An executive, he decided, watching the woman direct the bell staff with an authoritative air. She was accompanied by a muscular man dressed in an ill-fitting jacket.

The woman ignored the proffered lei, just as Eubanks had done, and walked briskly through the lobby toward the front desk.

“Look at them,” Grace said urgently.

“I am looking at them. What is it?”

Look at them.”

“Right.” Obediently he jacked up his senses again.

The woman’s aura flared, a cold array of icy blues and glassy greens.

“Wouldn’t be a good idea to get between her and whatever she happened to want,” he said mildly. “Had a captain like that once. All he cared about was getting into the commissioner’s office. He left footprints on the back of everyone who stood in the way.”

“I doubt if your captain’s aura looked like hers.”

And then he saw the pulses—short little stabs of darkness that crackled through the blues and greens, briefly altering the resonating patterns. The rogues were not identical to those in Eubanks’s and the hunter’s aura but there was a distinct similarity.

He switched his attention to the woman’s companion and saw the same bad energy.

“Hunter,” Grace said. “Incomplete, like the other one.”

“Another bodyguard.
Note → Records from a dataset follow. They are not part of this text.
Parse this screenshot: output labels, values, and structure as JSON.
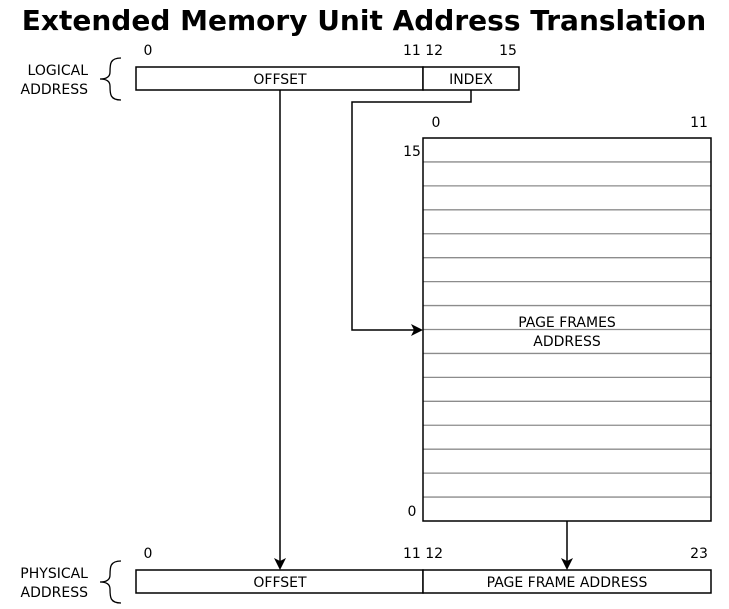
{
  "title": "Extended Memory Unit Address Translation",
  "logical": {
    "label_line1": "LOGICAL",
    "label_line2": "ADDRESS",
    "offset": "OFFSET",
    "index": "INDEX",
    "bit_0": "0",
    "bit_11_12": "11 12",
    "bit_15": "15"
  },
  "table": {
    "col_start": "0",
    "col_end": "11",
    "row_top": "15",
    "row_bottom": "0",
    "label_line1": "PAGE FRAMES",
    "label_line2": "ADDRESS",
    "row_count": 16
  },
  "physical": {
    "label_line1": "PHYSICAL",
    "label_line2": "ADDRESS",
    "offset": "OFFSET",
    "frame": "PAGE FRAME ADDRESS",
    "bit_0": "0",
    "bit_11_12": "11 12",
    "bit_23": "23"
  }
}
That explains the bad jacket. He’s carrying.”

“Carrying what?”

“A gun.”

“Oh, right.” She assumed a knowing air. “Definitely carrying.”
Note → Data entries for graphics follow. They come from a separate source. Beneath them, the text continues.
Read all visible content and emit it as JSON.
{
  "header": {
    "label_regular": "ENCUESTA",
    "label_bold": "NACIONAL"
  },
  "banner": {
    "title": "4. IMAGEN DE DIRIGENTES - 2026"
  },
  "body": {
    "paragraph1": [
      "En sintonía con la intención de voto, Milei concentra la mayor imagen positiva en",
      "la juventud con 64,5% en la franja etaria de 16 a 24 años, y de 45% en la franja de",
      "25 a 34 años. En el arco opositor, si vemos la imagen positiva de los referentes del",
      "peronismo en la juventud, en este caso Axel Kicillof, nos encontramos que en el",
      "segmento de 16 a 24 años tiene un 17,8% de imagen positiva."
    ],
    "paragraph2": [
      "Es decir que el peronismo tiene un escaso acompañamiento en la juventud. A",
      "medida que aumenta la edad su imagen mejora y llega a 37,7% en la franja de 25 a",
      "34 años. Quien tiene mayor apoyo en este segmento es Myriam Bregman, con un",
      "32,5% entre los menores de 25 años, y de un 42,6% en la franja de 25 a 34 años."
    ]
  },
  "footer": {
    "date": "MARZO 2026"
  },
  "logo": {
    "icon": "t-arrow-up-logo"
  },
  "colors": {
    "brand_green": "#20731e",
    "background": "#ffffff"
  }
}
Another vehicle halted at the entrance. This time two men got out. One of them supervised the unloading of a set of golf clubs. The other headed for the lobby.

“High-level probability talent and his bodyguard,” Grace said. “Same dark energy spikes in their fields.”
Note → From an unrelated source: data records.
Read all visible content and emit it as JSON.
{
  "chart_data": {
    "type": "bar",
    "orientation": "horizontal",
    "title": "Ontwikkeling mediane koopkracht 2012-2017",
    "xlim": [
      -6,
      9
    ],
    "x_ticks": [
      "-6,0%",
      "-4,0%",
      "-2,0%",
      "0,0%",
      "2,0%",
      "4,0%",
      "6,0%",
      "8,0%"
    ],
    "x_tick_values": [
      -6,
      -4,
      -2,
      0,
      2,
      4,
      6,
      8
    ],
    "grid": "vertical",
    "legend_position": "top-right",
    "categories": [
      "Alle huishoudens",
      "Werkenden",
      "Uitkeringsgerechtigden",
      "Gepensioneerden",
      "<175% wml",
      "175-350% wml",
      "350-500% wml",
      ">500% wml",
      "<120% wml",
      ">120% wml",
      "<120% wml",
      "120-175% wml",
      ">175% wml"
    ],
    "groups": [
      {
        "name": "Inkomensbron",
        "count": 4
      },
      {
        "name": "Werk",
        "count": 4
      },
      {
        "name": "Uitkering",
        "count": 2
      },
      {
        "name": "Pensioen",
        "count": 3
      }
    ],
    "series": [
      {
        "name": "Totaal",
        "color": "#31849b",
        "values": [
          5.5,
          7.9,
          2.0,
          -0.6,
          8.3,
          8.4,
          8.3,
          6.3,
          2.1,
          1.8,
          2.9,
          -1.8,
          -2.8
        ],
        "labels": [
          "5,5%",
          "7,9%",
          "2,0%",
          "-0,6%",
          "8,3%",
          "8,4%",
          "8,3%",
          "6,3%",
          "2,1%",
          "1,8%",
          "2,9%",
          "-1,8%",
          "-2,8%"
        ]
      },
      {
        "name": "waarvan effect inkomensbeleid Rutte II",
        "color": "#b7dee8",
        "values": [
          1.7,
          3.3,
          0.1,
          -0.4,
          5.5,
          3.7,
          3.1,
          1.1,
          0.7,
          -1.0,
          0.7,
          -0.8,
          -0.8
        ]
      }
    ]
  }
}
“What the hell is going on here? I’ve never seen anything like those weird rogue waves.”

“I have,” Grace said softly.

“I did get that impression.” He reached for his cane. “You and I need to talk.”

FOURTEEN

“What the hell is going on and what do you know about it?” Luther asked. He used his flat, unemotional cop voice.

She’d had enough for one day. Her temper spiked. “Don’t talk to me like that.”

“Like what?”

“Like I’m a suspect that you’ve got cornered in an interrogation room.”

He looked at her, eyes veiled by his dark glasses, and said nothing. He waited the way cops and psychiatrists did sometimes, hoping you’d get nervous and start talking.

They were standing in the shade of the very same tree that had concealed them the previous evening when he touched her for the first time. But it wasn’t the precious memory of what had happened the night before that slammed through her now. It was the fragment of the Martin Crocker dream that had awakened her that she found herself remembering.

She concentrated on the ocean while she composed her thoughts. Luther had a right to know whatever she could tell him about the auras of the strange group that had just arrived. But she was under no obligation to confess all her secrets. It wouldn’t be the first time she had lied to a cop. She could do this.

“I once knew someone else whose aura developed a similar disturbance,” she said quietly.

“Go on.”

“You know this would be a whole lot easier if you played Good Cop instead of Bad Cop.”

“Talk to me, Grace.”

“This man I knew, the rogue waves, as you call them, started to appear after he began taking a drug.”

“What drug?” Luther did not stir beside her but she knew that he had heightened his senses. He was watching her with his other vision, searching for signs of anxiety, fear, anger or any other strong emotion that might signal to him that she was lying or evading.